Embora a doença cardiovascular seja a principal causa de morte tanto para homens quanto para mulheres, o sexo feminino acumula uma série de fatores de risco que aumentam a chance de desenvolver infartos ou derrames no período da pós-menopausa – são eles a obesidade, o colesterol elevado e a pressão alta. Os dois últimos fatores aumentam em 30% e 25% o risco de infartos, respectivamente.

De acordo com o cardiologista Antonio Felipe Simão, das mulheres que não estão em tratamento, 24% disseram que foram tratadas anteriormente. “Só que o colesterol se trata para o resto da vida, já que não se trata de uma terapia pontual”, adverte o especialista.

A mulher deve começar a se preocupar com o coração a partir dos 35 anos, quando os problemas se tornam mais evidentes. Muitas pacientes de alto risco não têm sintomas e não sabem que correm perigo.

“Elas só vão descobrir isso na consulta médica”, afirma o presidente. Sempre é tempo de modificar hábitos e viver de forma sadia. A prevenção das doenças cardiovasculares pode e deve começar na infância.

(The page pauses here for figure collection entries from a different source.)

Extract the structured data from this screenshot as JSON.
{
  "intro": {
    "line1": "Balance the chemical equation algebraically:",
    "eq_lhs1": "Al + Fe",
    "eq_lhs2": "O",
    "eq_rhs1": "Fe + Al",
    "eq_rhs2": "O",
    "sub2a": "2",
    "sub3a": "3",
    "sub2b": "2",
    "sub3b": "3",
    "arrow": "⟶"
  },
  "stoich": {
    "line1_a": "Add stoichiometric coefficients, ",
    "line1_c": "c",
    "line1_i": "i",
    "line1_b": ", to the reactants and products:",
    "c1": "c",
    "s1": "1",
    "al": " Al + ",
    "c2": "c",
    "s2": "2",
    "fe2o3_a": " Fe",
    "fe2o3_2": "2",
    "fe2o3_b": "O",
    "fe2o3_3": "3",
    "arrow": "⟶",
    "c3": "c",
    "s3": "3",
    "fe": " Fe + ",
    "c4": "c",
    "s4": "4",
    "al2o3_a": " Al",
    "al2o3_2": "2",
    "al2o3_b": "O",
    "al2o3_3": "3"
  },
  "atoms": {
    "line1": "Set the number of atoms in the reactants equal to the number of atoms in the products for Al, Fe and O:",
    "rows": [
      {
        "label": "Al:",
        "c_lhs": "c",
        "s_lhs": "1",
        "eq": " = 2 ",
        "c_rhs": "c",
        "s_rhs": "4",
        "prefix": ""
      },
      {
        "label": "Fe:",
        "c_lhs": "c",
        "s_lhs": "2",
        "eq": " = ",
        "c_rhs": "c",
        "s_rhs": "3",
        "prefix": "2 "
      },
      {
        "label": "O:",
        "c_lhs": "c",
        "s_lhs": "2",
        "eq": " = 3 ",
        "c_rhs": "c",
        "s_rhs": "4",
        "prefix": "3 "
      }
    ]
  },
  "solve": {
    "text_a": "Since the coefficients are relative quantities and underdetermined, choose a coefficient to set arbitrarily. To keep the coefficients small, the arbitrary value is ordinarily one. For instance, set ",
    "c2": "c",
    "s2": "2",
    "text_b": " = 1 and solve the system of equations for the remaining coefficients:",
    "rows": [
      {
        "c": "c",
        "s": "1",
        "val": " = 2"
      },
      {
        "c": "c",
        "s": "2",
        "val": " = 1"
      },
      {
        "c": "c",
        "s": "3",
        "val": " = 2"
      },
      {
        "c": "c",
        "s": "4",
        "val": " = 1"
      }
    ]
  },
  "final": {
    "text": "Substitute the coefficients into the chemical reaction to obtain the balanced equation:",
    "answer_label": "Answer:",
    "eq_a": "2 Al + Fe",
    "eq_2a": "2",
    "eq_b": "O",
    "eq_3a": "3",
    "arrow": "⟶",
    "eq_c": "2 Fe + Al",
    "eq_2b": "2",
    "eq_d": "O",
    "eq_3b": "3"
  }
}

Dá para começar combatendo pelo menos dois fatores de risco importantes: o sedentarismo e a obesidade. Para as mães, esse é mais um motivo para servir de exemplo e promover mudanças favoráveis à saúde cardiovascular da família.

Estatística preocupante

* Estima-se que cerca de 8 milhões de mulheres morrem por ano de doenças cardiovasculares: aproximadamente uma a cada minuto.
* Nelas, a formação da placa de gordura é difusa, dificultando o diagnóstico
* Mulheres têm duas vezes mais chances de morrer do que os homens após uma cirurgia de ponte de safena
* Estudos mostram que 38% das mulheres morrem dentro de um ano após sofrer um infarto, comparado a 25% dos homens
* A combinação pílula anticoncepcional e consumo de mais de 15 cigarros por dia aumenta de três a cinco vezes o risco de problemas cardiovasculares
* Os sintomas de eventos cardiovasculares são diferentes nas mulheres – um terço delas tem sintomas atípicos, como pouca dor. Enquanto os homens apresentam fortes dores no peito e falta de ar, as mulheres sentem náusea, dor abdominal e um mal-estar geral.